September 28, 2011.
First and most importantly, Happy Birthday to my better half, Christy. Now lets make fun of the French....
I had to install all of the running rigging on a new sailboat bound for the boat show. I've done quite a few and I even live on a freaking boat so I’m pretty familiar with the way various lines need to be run. That was until today when I realized that this new boat didn't even have a traveler (the sliding thing used to control the mainsail).
I got a bag with 4 small blocks and another 9 large blocks (pulleys). Everything runs back to the electric winches (labor saving device allowing lightweights to adjust lines even when under incredible loads which will probably lead to an upswing in the number of torn sails) in the cockpit. I ran the genoa sheets (ropes that unroll and control the big sail up front) and the furling line (the wee line to roll the genoa back up). Then I ran the main halyard (rope used to raise the mainsail) and genoa halyard (rope used to raise the genoa, usually once a year) along with the topping lift (line used to support the end of the boom). Then there was the mainsail furling line (used with a roller furling mainsail) and the boom vang control line (a vang is used to make the area directly aft of the mast unusable for any other purpose).
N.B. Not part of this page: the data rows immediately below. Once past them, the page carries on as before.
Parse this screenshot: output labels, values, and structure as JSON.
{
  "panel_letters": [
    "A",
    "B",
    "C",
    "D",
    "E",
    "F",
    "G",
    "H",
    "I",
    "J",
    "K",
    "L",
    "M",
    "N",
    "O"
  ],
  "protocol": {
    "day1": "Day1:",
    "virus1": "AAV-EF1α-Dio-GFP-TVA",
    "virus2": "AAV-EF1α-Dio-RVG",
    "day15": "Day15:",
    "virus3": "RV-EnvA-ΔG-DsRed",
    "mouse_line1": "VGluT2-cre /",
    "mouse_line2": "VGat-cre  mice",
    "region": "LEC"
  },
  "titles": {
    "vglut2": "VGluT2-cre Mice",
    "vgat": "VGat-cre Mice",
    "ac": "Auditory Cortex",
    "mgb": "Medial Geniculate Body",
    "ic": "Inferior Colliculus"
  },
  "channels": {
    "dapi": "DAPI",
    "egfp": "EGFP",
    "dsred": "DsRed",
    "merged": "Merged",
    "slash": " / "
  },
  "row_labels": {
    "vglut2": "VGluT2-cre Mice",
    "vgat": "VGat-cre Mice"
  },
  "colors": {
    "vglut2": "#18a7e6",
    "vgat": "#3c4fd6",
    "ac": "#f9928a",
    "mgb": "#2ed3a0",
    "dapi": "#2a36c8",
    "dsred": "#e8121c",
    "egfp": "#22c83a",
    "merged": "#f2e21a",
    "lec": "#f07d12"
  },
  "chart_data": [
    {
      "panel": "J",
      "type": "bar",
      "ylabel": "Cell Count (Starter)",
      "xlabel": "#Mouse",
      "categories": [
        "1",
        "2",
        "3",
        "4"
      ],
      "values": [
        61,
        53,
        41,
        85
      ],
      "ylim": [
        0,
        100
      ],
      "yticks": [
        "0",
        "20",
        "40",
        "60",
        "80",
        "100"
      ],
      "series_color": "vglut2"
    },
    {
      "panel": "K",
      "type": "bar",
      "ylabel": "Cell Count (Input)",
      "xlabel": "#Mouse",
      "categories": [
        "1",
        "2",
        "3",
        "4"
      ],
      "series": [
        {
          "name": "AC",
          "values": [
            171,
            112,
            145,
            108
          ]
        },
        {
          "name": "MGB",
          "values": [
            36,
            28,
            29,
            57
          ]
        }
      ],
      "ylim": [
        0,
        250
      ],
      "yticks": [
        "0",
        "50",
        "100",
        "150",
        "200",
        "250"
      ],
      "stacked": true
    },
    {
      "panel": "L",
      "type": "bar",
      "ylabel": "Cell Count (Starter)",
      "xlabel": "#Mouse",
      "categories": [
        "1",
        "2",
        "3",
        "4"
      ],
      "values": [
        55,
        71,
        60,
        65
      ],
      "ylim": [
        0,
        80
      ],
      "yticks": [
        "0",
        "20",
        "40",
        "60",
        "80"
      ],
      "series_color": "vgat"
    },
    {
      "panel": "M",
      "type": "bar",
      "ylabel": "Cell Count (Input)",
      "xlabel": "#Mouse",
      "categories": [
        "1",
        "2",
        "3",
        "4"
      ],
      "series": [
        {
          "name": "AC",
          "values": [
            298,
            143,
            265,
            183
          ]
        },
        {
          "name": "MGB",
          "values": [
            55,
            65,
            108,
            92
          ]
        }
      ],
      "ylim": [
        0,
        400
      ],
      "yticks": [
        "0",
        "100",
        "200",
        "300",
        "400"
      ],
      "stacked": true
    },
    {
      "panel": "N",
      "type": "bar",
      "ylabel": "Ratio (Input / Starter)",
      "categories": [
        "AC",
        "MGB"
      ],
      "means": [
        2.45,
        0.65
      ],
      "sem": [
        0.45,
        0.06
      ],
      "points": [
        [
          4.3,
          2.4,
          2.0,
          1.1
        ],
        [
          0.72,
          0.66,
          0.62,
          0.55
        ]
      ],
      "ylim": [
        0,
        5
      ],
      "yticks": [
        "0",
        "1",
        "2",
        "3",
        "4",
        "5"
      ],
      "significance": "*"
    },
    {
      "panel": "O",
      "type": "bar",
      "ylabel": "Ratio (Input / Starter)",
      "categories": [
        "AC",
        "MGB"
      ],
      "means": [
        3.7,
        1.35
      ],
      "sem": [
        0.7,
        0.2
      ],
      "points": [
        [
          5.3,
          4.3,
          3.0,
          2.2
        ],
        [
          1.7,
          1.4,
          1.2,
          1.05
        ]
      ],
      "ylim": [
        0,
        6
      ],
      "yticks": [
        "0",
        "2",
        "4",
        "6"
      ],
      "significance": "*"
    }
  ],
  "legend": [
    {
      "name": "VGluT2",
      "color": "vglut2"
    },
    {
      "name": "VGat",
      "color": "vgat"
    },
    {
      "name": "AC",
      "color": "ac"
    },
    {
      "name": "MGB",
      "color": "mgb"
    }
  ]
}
So I was moving right along until I tried to figure out the traveler. After a lot of trial and error I ended up with a birdsnest of lines that uses 7 blocks and an additional pair of cheek blocks to get both ends of the line into the cockpit.
I pictured the boat designer, Jacques Lackluster sitting at his desk in France trying to come up with a radical new design to make his mark on this particular new yacht. Read this next section with your most obnoxious french accent---> Let me zee, what can I do to completely revolutionize zee yachting industry. Oops, its time for my 9 wine lunch. I'll draw up my new traveler design after lunch. Three hours later.... The wine, she was perfect but now its back to reinventing zee wheel. Let me think, the traditional traveler that most yachts use is too efficient. It's simple, uses a minimal amount of hardware and is infinitely adjustable. I will make my mark by getting rid of it altogether.
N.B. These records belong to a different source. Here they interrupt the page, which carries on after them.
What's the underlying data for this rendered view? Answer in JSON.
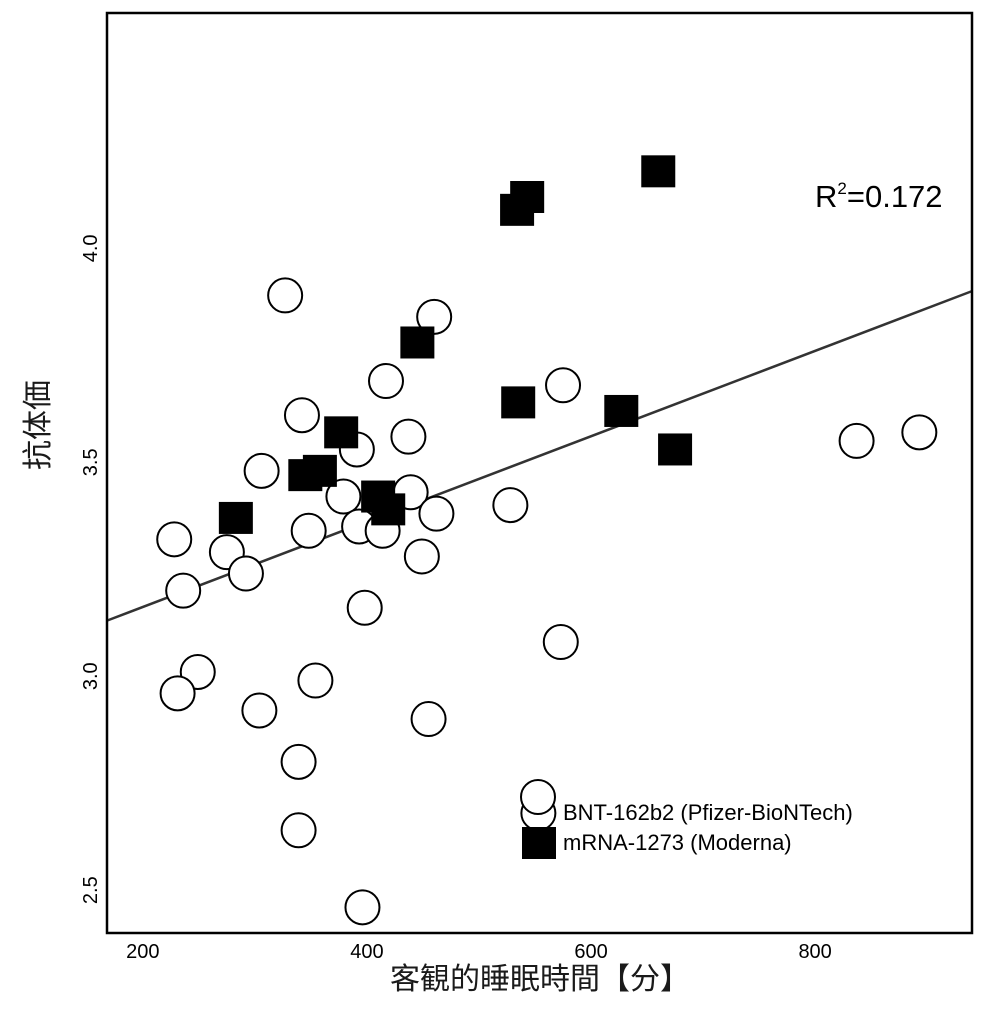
{
  "chart_data": {
    "type": "scatter",
    "title": "",
    "xlabel": "客観的睡眠時間【分】",
    "ylabel": "抗体価",
    "xlim": [
      168,
      940
    ],
    "ylim": [
      2.4,
      4.55
    ],
    "xticks": [
      "200",
      "400",
      "600",
      "800"
    ],
    "yticks": [
      "2.5",
      "3.0",
      "3.5",
      "4.0"
    ],
    "grid": false,
    "legend_position": "bottom-right",
    "annotation": {
      "r2_prefix": "R",
      "r2_sup": "2",
      "r2_value": "=0.172"
    },
    "regression_line": {
      "x": [
        168,
        940
      ],
      "y": [
        3.13,
        3.9
      ]
    },
    "series": [
      {
        "name": "BNT-162b2 (Pfizer-BioNTech)",
        "marker": "circle",
        "color": "#ffffff",
        "points": [
          [
            327,
            3.89
          ],
          [
            460,
            3.84
          ],
          [
            417,
            3.69
          ],
          [
            575,
            3.68
          ],
          [
            342,
            3.61
          ],
          [
            437,
            3.56
          ],
          [
            837,
            3.55
          ],
          [
            893,
            3.57
          ],
          [
            391,
            3.53
          ],
          [
            306,
            3.48
          ],
          [
            379,
            3.42
          ],
          [
            439,
            3.43
          ],
          [
            528,
            3.4
          ],
          [
            462,
            3.38
          ],
          [
            228,
            3.32
          ],
          [
            348,
            3.34
          ],
          [
            393,
            3.35
          ],
          [
            414,
            3.34
          ],
          [
            275,
            3.29
          ],
          [
            449,
            3.28
          ],
          [
            292,
            3.24
          ],
          [
            236,
            3.2
          ],
          [
            398,
            3.16
          ],
          [
            573,
            3.08
          ],
          [
            249,
            3.01
          ],
          [
            231,
            2.96
          ],
          [
            354,
            2.99
          ],
          [
            304,
            2.92
          ],
          [
            455,
            2.9
          ],
          [
            339,
            2.8
          ],
          [
            339,
            2.64
          ],
          [
            553,
            2.68
          ],
          [
            396,
            2.46
          ]
        ]
      },
      {
        "name": "mRNA-1273 (Moderna)",
        "marker": "square",
        "color": "#000000",
        "points": [
          [
            660,
            4.18
          ],
          [
            543,
            4.12
          ],
          [
            534,
            4.09
          ],
          [
            445,
            3.78
          ],
          [
            535,
            3.64
          ],
          [
            627,
            3.62
          ],
          [
            675,
            3.53
          ],
          [
            377,
            3.57
          ],
          [
            345,
            3.47
          ],
          [
            358,
            3.48
          ],
          [
            283,
            3.37
          ],
          [
            410,
            3.42
          ],
          [
            419,
            3.39
          ]
        ]
      }
    ]
  }
}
My parents were wrong, I am brilliant. Back to English unless of course you choose to use the french accent for the rest of the evening. C'est votre choix.
The new “traveler” has no car or track and completely relies on a series of blocks.
I tease about the French because I'm not under any contractual obligation not to. I've actually enjoyed the time I've spent in the company of people from France but none of them was a yacht designer.